Fibre-optic filaments used as described with an energy source and detector can be included in a wall structure or mounted in a conduit disposed along the boundary in question. Any attempt to cross the wall by partially dismantling or destroying it, giving rise to any filament being disturbed or broken, or any attempt to cut through the conduit, will enable the attempted instrusion to be detected.
1. A security system comprising a fence, wall or the like disposed to extend along a given boundary, at least one strand running along the boundary and carried by the fence, wall or the like, the strand including a fibre-optic waveguide and being formed with barbs or serrations along its edges, an energy source for directing optical radiation along the waveguide from one end thereof, a detector for detecting radiation leaving the waveguide from the other end, and a warning device which is arranged to be actuated by the detector when there is a predetermined change in the light transmitting properties of the waveguide.

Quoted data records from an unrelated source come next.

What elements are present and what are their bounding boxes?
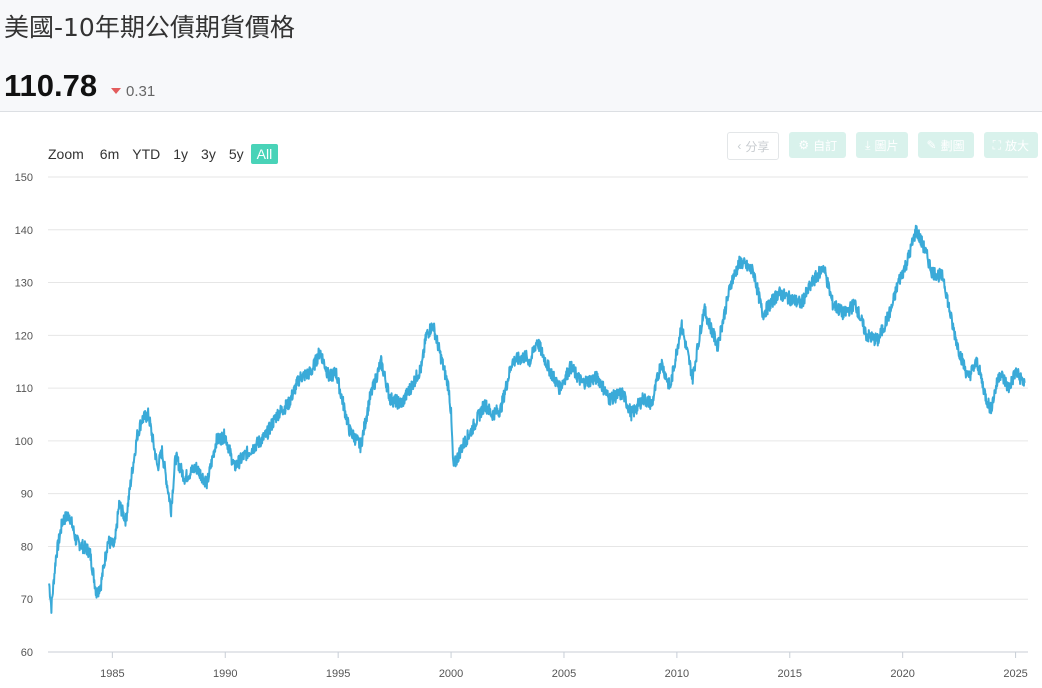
share-button[interactable]: ‹ 分享 [727,132,780,160]
x-tick-label: 2025 [1003,668,1027,680]
x-tick-label: 2000 [439,668,463,680]
customize-label: 自訂 [813,138,838,153]
x-tick-label: 2010 [665,668,689,680]
x-tick-label: 1990 [213,668,237,680]
gear-icon: ⚙ [798,138,810,152]
y-tick-label: 100 [15,436,33,448]
customize-button[interactable]: ⚙ 自訂 [789,132,847,158]
x-tick-label: 2005 [552,668,576,680]
chart-grid [48,176,1028,653]
page-title: 美國-10年期公債期貨價格 [4,13,295,42]
draw-button[interactable]: ✎ 劃圖 [917,132,974,158]
download-image-label: 圖片 [874,138,899,153]
zoom-1y-button[interactable]: 1y [173,146,189,162]
price-change-value: 0.31 [126,83,156,100]
y-tick-label: 140 [15,225,33,237]
price-change: 0.31 [111,83,155,100]
zoom-ytd-button[interactable]: YTD [132,146,161,162]
x-tick-label: 2015 [778,668,802,680]
share-icon: ‹ [737,139,742,153]
y-tick-label: 150 [15,172,33,184]
x-tick-label: 2020 [890,668,914,680]
zoom-6m-button[interactable]: 6m [99,146,120,162]
y-tick-label: 120 [15,330,33,342]
y-axis-labels: 60 70 80 90 100 110 120 130 140 150 [15,172,33,659]
zoom-label: Zoom [48,146,84,162]
draw-label: 劃圖 [940,138,965,153]
x-tick-label: 1985 [100,668,124,680]
expand-icon: ⛶ [992,137,1001,152]
pencil-icon: ✎ [926,138,937,152]
y-tick-label: 70 [21,594,33,606]
current-price: 110.78 [4,68,98,103]
download-image-button[interactable]: ⤓ 圖片 [856,132,908,158]
zoom-3y-button[interactable]: 3y [201,146,216,162]
down-triangle-icon [111,88,121,94]
y-tick-label: 90 [21,489,33,501]
x-tick-label: 1995 [326,668,350,680]
y-tick-label: 80 [21,541,33,553]
share-label: 分享 [745,139,770,154]
chart-toolbar: ‹ 分享 ⚙ 自訂 ⤓ 圖片 ✎ 劃圖 ⛶ 放大 [727,132,1038,160]
download-icon: ⤓ [865,137,871,152]
y-tick-label: 110 [15,383,33,395]
fullscreen-label: 放大 [1004,138,1029,153]
x-axis-labels: 1985 1990 1995 2000 2005 2010 2015 2020 2025 [100,652,1028,680]
range-selector: Zoom 6m YTD 1y 3y 5y All [48,143,279,165]
y-tick-label: 60 [21,647,33,659]
zoom-all-button[interactable]: All [250,144,279,164]
series-line[interactable] [48,224,1026,614]
zoom-5y-button[interactable]: 5y [228,146,244,162]
fullscreen-button[interactable]: ⛶ 放大 [983,132,1038,158]
y-tick-label: 130 [15,278,33,290]
quote-header: 美國-10年期公債期貨價格 110.78 0.31 [0,0,1042,112]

2. A security system according to claim 1, wherein the fibre-optic wave guide means is enclosed in sheathing.
3. A security system according to claim 2, wherein the fibre-optic wave guide means comprises a single fibre-optic filament.

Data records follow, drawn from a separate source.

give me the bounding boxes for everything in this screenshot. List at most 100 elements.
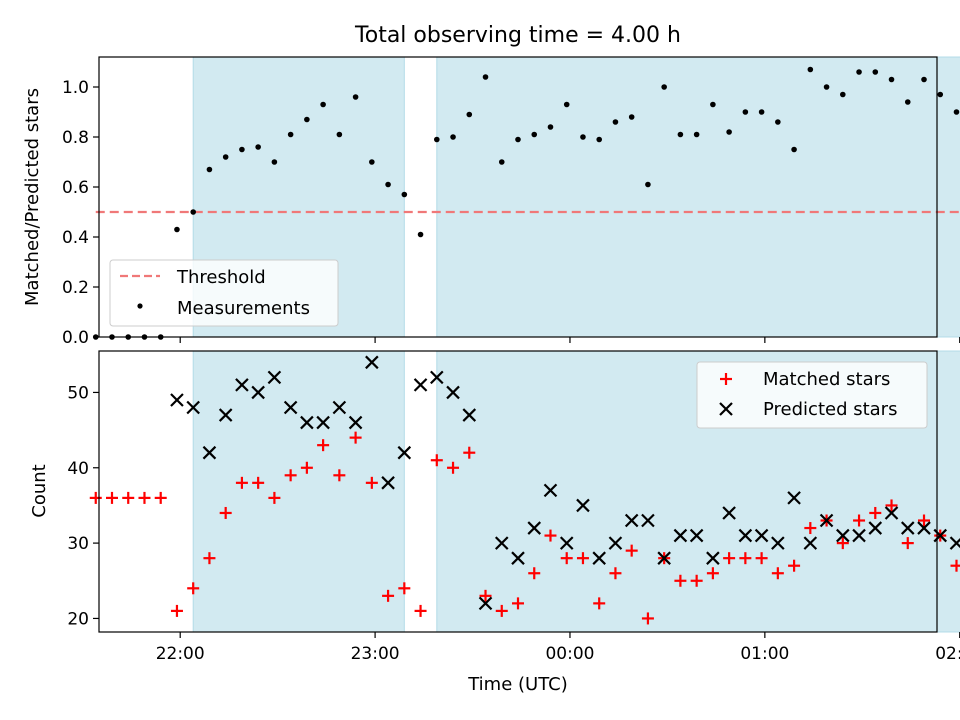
measurement-point bbox=[190, 209, 196, 215]
predicted-star-marker bbox=[235, 378, 249, 392]
predicted-star-marker bbox=[511, 551, 525, 565]
bottom-axes-frame bbox=[98, 350, 938, 633]
matched-star-marker bbox=[219, 506, 232, 519]
predicted-legend-marker bbox=[719, 402, 733, 416]
matched-star-marker bbox=[674, 574, 687, 587]
matched-star-marker bbox=[317, 439, 330, 452]
measurement-point bbox=[255, 144, 261, 150]
predicted-star-marker bbox=[819, 513, 834, 528]
predicted-star-marker bbox=[316, 415, 330, 430]
matched-star-marker bbox=[122, 491, 135, 504]
matched-star-marker bbox=[447, 461, 460, 474]
matched-star-marker bbox=[836, 537, 849, 550]
matched-star-marker bbox=[723, 552, 736, 565]
measurement-point bbox=[417, 231, 424, 238]
measurement-point bbox=[515, 136, 521, 143]
measurement-point bbox=[693, 131, 700, 138]
matched-star-marker bbox=[593, 597, 606, 610]
bottom-panel: 20 30 40 50 22:00 23:00 00:00 01:00 02:00 Count… bbox=[29, 350, 960, 695]
x-axis-label: Time (UTC) bbox=[467, 674, 568, 695]
measurement-point bbox=[856, 69, 862, 75]
predicted-star-marker bbox=[218, 408, 233, 422]
measurement-point bbox=[352, 94, 359, 100]
matched-star-marker bbox=[89, 491, 102, 504]
measurement-point bbox=[563, 101, 570, 108]
matched-star-marker bbox=[414, 604, 427, 617]
measurement-point bbox=[823, 84, 830, 90]
predicted-star-marker bbox=[494, 536, 509, 550]
measurement-point bbox=[401, 191, 408, 198]
predicted-star-marker bbox=[251, 385, 265, 400]
predicted-star-marker bbox=[283, 400, 298, 415]
matched-star-marker bbox=[138, 491, 151, 504]
matched-star-marker bbox=[430, 454, 443, 467]
matched-star-marker bbox=[771, 567, 784, 580]
predicted-star-marker bbox=[592, 551, 606, 565]
matched-star-marker bbox=[869, 506, 882, 519]
predicted-star-marker bbox=[657, 551, 671, 565]
predicted-star-marker bbox=[771, 536, 785, 550]
predicted-star-marker bbox=[706, 551, 720, 565]
predicted-star-marker bbox=[689, 528, 704, 543]
shaded-interval bbox=[436, 56, 960, 338]
measurements-legend-marker bbox=[137, 303, 143, 309]
matched-star-marker bbox=[463, 446, 476, 459]
predicted-star-marker bbox=[917, 521, 931, 535]
predicted-star-marker bbox=[836, 528, 850, 543]
measurement-point bbox=[320, 101, 326, 108]
predicted-star-marker bbox=[543, 483, 558, 498]
measurement-point bbox=[450, 134, 456, 140]
predicted-star-marker bbox=[608, 536, 623, 550]
y-tick-label: 40 bbox=[67, 459, 89, 479]
matched-star-marker bbox=[885, 499, 898, 512]
top-y-axis-label: Matched/Predicted stars bbox=[22, 88, 43, 306]
measurement-point bbox=[596, 136, 603, 143]
predicted-star-marker bbox=[868, 521, 883, 535]
top-panel: 0.0 0.2 0.4 0.6 0.8 1.0 Matched/Predicted sta… bbox=[22, 56, 960, 348]
measurement-point bbox=[287, 131, 294, 138]
matched-star-marker bbox=[560, 552, 573, 565]
measurement-point bbox=[791, 146, 797, 153]
predicted-star-marker bbox=[624, 513, 639, 528]
x-tick-label: 02:00 bbox=[935, 644, 960, 664]
y-tick-label: 1.0 bbox=[62, 78, 89, 98]
matched-star-marker bbox=[382, 589, 395, 602]
measurement-point bbox=[937, 91, 944, 98]
shaded-interval bbox=[192, 350, 405, 633]
measurement-point bbox=[775, 119, 781, 125]
measurement-point bbox=[239, 146, 245, 153]
matched-star-marker bbox=[625, 544, 638, 557]
top-x-ticks bbox=[179, 337, 960, 343]
top-y-ticks: 0.0 0.2 0.4 0.6 0.8 1.0 bbox=[62, 78, 99, 348]
measurement-point bbox=[726, 129, 732, 135]
measurement-point bbox=[174, 226, 180, 233]
predicted-star-marker bbox=[673, 528, 688, 543]
matched-star-marker bbox=[788, 559, 801, 572]
predicted-star-marker bbox=[722, 506, 736, 520]
measurement-point bbox=[710, 101, 716, 108]
y-tick-label: 0.0 bbox=[62, 328, 89, 348]
measurement-point bbox=[742, 109, 749, 115]
measurement-point bbox=[498, 159, 505, 165]
top-legend-box bbox=[109, 259, 339, 327]
matched-star-marker bbox=[706, 567, 719, 580]
matched-star-marker bbox=[950, 559, 960, 572]
predicted-star-marker bbox=[949, 536, 960, 550]
predicted-star-marker bbox=[900, 521, 915, 535]
predicted-star-marker bbox=[300, 415, 314, 430]
measurement-point bbox=[369, 159, 375, 165]
y-tick-label: 50 bbox=[67, 383, 89, 403]
matched-star-marker bbox=[609, 567, 622, 580]
predicted-star-marker bbox=[527, 521, 542, 535]
matched-star-marker bbox=[755, 552, 768, 565]
predicted-star-markers bbox=[170, 355, 960, 611]
matched-star-marker bbox=[528, 567, 541, 580]
matched-star-marker bbox=[918, 514, 931, 527]
measurement-point bbox=[466, 111, 473, 118]
threshold-legend-label: Threshold bbox=[176, 267, 266, 288]
measurement-point bbox=[677, 131, 684, 138]
matched-star-marker bbox=[300, 461, 313, 474]
predicted-star-marker bbox=[397, 445, 412, 460]
matched-star-markers bbox=[89, 431, 960, 625]
y-tick-label: 20 bbox=[67, 609, 89, 629]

4. A security system according to claim 1, wherein a further strand, comprising fibre-optic wave guide means, is buried beneath the fence, wall or the like, there being a further energy source positioned to direct optical radiation along the guide means of said further strand from one end, and a further detector positioned to detect radiation leaving the guide means of said further strand from the other end and arranged to change its state in response to change in detected radiation outside a predetermined range.

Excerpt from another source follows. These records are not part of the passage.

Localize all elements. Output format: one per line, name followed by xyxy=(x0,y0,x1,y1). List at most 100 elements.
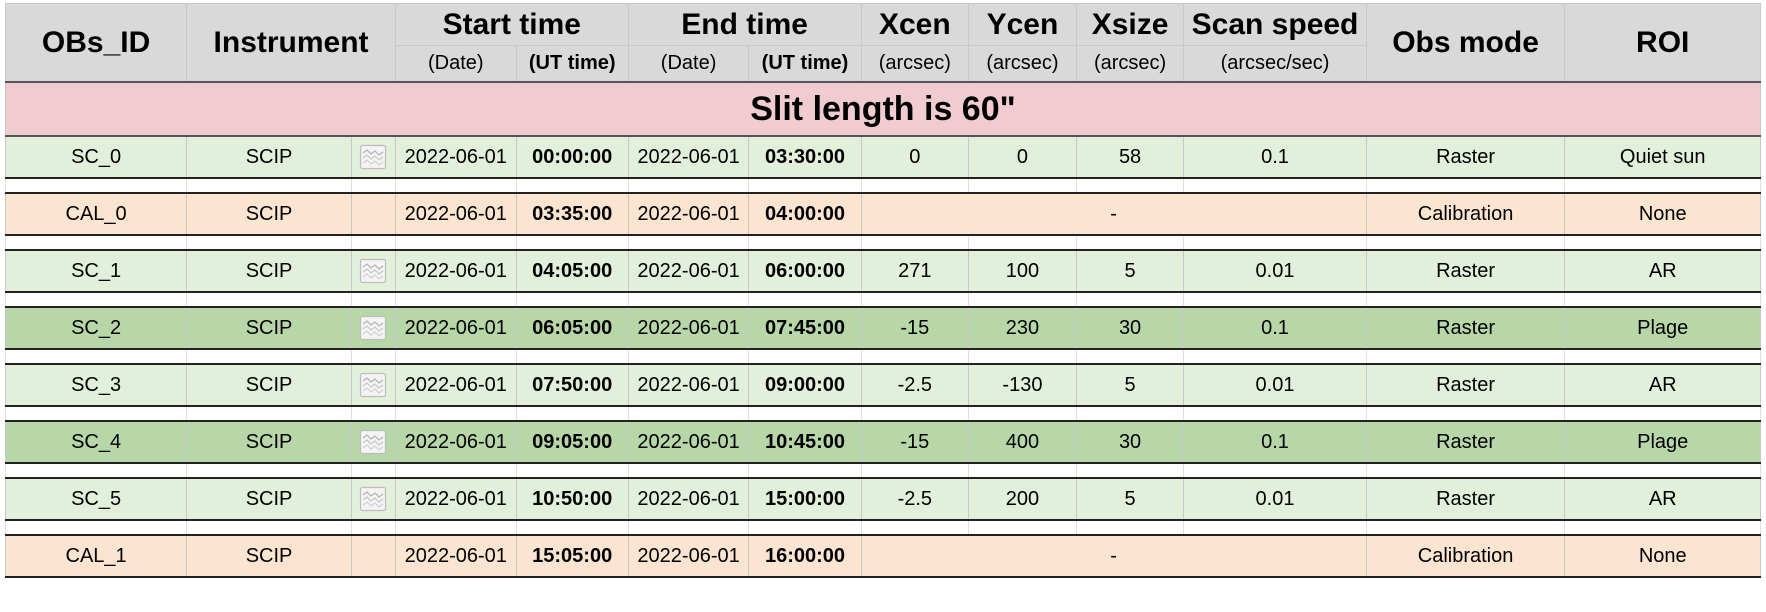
start-time-cell[interactable]: 15:05:00 xyxy=(515,534,629,578)
ycen-cell[interactable]: 200 xyxy=(968,477,1077,521)
end-time-cell[interactable]: 06:00:00 xyxy=(748,249,862,293)
icon-cell[interactable] xyxy=(350,420,396,464)
xsize-cell[interactable]: 30 xyxy=(1075,306,1185,350)
end-time-cell[interactable]: 07:45:00 xyxy=(748,306,862,350)
icon-cell[interactable] xyxy=(350,363,396,407)
end-date-cell[interactable]: 2022-06-01 xyxy=(627,135,750,179)
obs-mode-cell[interactable]: Calibration xyxy=(1365,534,1566,578)
obs-id-cell[interactable]: SC_4 xyxy=(4,420,188,464)
end-time-cell[interactable]: 10:45:00 xyxy=(748,420,862,464)
instrument-cell[interactable]: SCIP xyxy=(186,363,352,407)
xsize-cell[interactable]: 30 xyxy=(1075,420,1185,464)
icon-cell[interactable] xyxy=(350,534,396,578)
header-xcen[interactable]: Xcen xyxy=(860,3,970,46)
start-time-cell[interactable]: 04:05:00 xyxy=(515,249,629,293)
xsize-cell[interactable]: 5 xyxy=(1075,477,1185,521)
start-date-cell[interactable]: 2022-06-01 xyxy=(394,363,517,407)
icon-cell[interactable] xyxy=(350,306,396,350)
obs-mode-cell[interactable]: Raster xyxy=(1365,477,1566,521)
obs-mode-cell[interactable]: Raster xyxy=(1365,363,1566,407)
science-row[interactable]: SC_3 SCIP 2022-06-01 07:50:00 2022-06-01 09:0… xyxy=(4,363,1761,407)
xsize-cell[interactable]: 58 xyxy=(1075,135,1185,179)
subheader-ycen-unit[interactable]: (arcsec) xyxy=(968,45,1077,83)
xcen-cell[interactable]: -2.5 xyxy=(860,363,970,407)
scan-speed-cell[interactable]: 0.1 xyxy=(1183,306,1367,350)
start-time-cell[interactable]: 06:05:00 xyxy=(515,306,629,350)
end-date-cell[interactable]: 2022-06-01 xyxy=(627,420,750,464)
instrument-cell[interactable]: SCIP xyxy=(186,135,352,179)
start-date-cell[interactable]: 2022-06-01 xyxy=(394,306,517,350)
xcen-cell[interactable]: 271 xyxy=(860,249,970,293)
end-time-cell[interactable]: 04:00:00 xyxy=(748,192,862,236)
science-row[interactable]: SC_4 SCIP 2022-06-01 09:05:00 2022-06-01 10:4… xyxy=(4,420,1761,464)
instrument-cell[interactable]: SCIP xyxy=(186,477,352,521)
obs-id-cell[interactable]: SC_0 xyxy=(4,135,188,179)
instrument-cell[interactable]: SCIP xyxy=(186,306,352,350)
ycen-cell[interactable]: 400 xyxy=(968,420,1077,464)
start-date-cell[interactable]: 2022-06-01 xyxy=(394,192,517,236)
end-date-cell[interactable]: 2022-06-01 xyxy=(627,477,750,521)
scan-speed-cell[interactable]: 0.01 xyxy=(1183,477,1367,521)
obs-id-cell[interactable]: CAL_0 xyxy=(4,192,188,236)
icon-cell[interactable] xyxy=(350,135,396,179)
roi-cell[interactable]: AR xyxy=(1564,249,1761,293)
obs-mode-cell[interactable]: Raster xyxy=(1365,135,1566,179)
obs-mode-cell[interactable]: Raster xyxy=(1365,249,1566,293)
start-time-cell[interactable]: 03:35:00 xyxy=(515,192,629,236)
xcen-cell[interactable]: -15 xyxy=(860,420,970,464)
subheader-start-ut[interactable]: (UT time) xyxy=(515,45,629,83)
obs-mode-cell[interactable]: Calibration xyxy=(1365,192,1566,236)
end-time-cell[interactable]: 15:00:00 xyxy=(748,477,862,521)
end-time-cell[interactable]: 03:30:00 xyxy=(748,135,862,179)
roi-cell[interactable]: Quiet sun xyxy=(1564,135,1761,179)
roi-cell[interactable]: AR xyxy=(1564,363,1761,407)
instrument-cell[interactable]: SCIP xyxy=(186,420,352,464)
start-date-cell[interactable]: 2022-06-01 xyxy=(394,477,517,521)
header-obs-mode[interactable]: Obs mode xyxy=(1365,3,1566,83)
xsize-cell[interactable]: 5 xyxy=(1075,363,1185,407)
start-time-cell[interactable]: 00:00:00 xyxy=(515,135,629,179)
subheader-scan-unit[interactable]: (arcsec/sec) xyxy=(1183,45,1367,83)
merged-placeholder-cell[interactable]: - xyxy=(860,534,1367,578)
scan-speed-cell[interactable]: 0.1 xyxy=(1183,135,1367,179)
instrument-cell[interactable]: SCIP xyxy=(186,192,352,236)
instrument-cell[interactable]: SCIP xyxy=(186,534,352,578)
header-obs-id[interactable]: OBs_ID xyxy=(4,3,188,83)
header-instrument[interactable]: Instrument xyxy=(186,3,396,83)
ycen-cell[interactable]: 100 xyxy=(968,249,1077,293)
science-row[interactable]: SC_0 SCIP 2022-06-01 00:00:00 2022-06-01 03:3… xyxy=(4,135,1761,179)
chart-image-icon[interactable] xyxy=(359,372,387,398)
roi-cell[interactable]: AR xyxy=(1564,477,1761,521)
slit-length-banner[interactable]: Slit length is 60" xyxy=(5,81,1761,137)
obs-mode-cell[interactable]: Raster xyxy=(1365,420,1566,464)
start-date-cell[interactable]: 2022-06-01 xyxy=(394,534,517,578)
start-date-cell[interactable]: 2022-06-01 xyxy=(394,135,517,179)
ycen-cell[interactable]: 0 xyxy=(968,135,1077,179)
xsize-cell[interactable]: 5 xyxy=(1075,249,1185,293)
calibration-row[interactable]: CAL_0 SCIP 2022-06-01 03:35:00 2022-06-01 04:… xyxy=(4,192,1761,236)
start-date-cell[interactable]: 2022-06-01 xyxy=(394,420,517,464)
start-date-cell[interactable]: 2022-06-01 xyxy=(394,249,517,293)
subheader-end-ut[interactable]: (UT time) xyxy=(748,45,862,83)
icon-cell[interactable] xyxy=(350,477,396,521)
science-row[interactable]: SC_1 SCIP 2022-06-01 04:05:00 2022-06-01 06:0… xyxy=(4,249,1761,293)
instrument-cell[interactable]: SCIP xyxy=(186,249,352,293)
end-date-cell[interactable]: 2022-06-01 xyxy=(627,363,750,407)
ycen-cell[interactable]: -130 xyxy=(968,363,1077,407)
obs-id-cell[interactable]: CAL_1 xyxy=(4,534,188,578)
end-date-cell[interactable]: 2022-06-01 xyxy=(627,534,750,578)
ycen-cell[interactable]: 230 xyxy=(968,306,1077,350)
chart-image-icon[interactable] xyxy=(359,258,387,284)
start-time-cell[interactable]: 10:50:00 xyxy=(515,477,629,521)
roi-cell[interactable]: Plage xyxy=(1564,306,1761,350)
roi-cell[interactable]: Plage xyxy=(1564,420,1761,464)
subheader-start-date[interactable]: (Date) xyxy=(394,45,517,83)
obs-id-cell[interactable]: SC_3 xyxy=(4,363,188,407)
merged-placeholder-cell[interactable]: - xyxy=(860,192,1367,236)
header-xsize[interactable]: Xsize xyxy=(1075,3,1185,46)
header-start-time[interactable]: Start time xyxy=(394,3,629,46)
scan-speed-cell[interactable]: 0.01 xyxy=(1183,249,1367,293)
start-time-cell[interactable]: 07:50:00 xyxy=(515,363,629,407)
chart-image-icon[interactable] xyxy=(359,144,387,170)
calibration-row[interactable]: CAL_1 SCIP 2022-06-01 15:05:00 2022-06-01 16:… xyxy=(4,534,1761,578)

5. A security system according to claim 1, wherein the energy source comprises a laser generator.
6. A security system according to claim 5, wherein the generator is set for pulsed operation in accordance with a predetermined code and the associated detector is set to change its state in the absence, in use, of detecting that code.
7. A strip for mounting along a boundary of an area to be protected, said strip comprising an elongate carrier which is integrally formed with barbs or serrations, and fibre-optic wave guide means carried by said carrier.
8. A strip according to claim 7, wherein the elongate carrier is coated with corrosion resistant material which covers the wave guide means.
9. A strip according to claim 7, wherein barbs or serrations are formed at intervals along each longitudinal edge of the strip.
10. A method of making a strip for mounting along a boundary of an area to be protected, said method comprising integrally forming an elongate carrier with barbs or serrations, and arranging that fibre-optic wave guide means are carried by said carrier.
11. A method as claimed in claim 10 in which method the wave guide means is positioned against the elongate carrier, and then the carrier and the wave guide means are coated with protective material.
12. A method according to claim 11, wherein the carrier is formed with longitudinally extending groove means into which the wave guide means is introduced for positioning against the carrier.
13. A method according to claim 10, wherein the barbs or serrations are formed at intervals along longitudinal edges of the strand by a stamping process.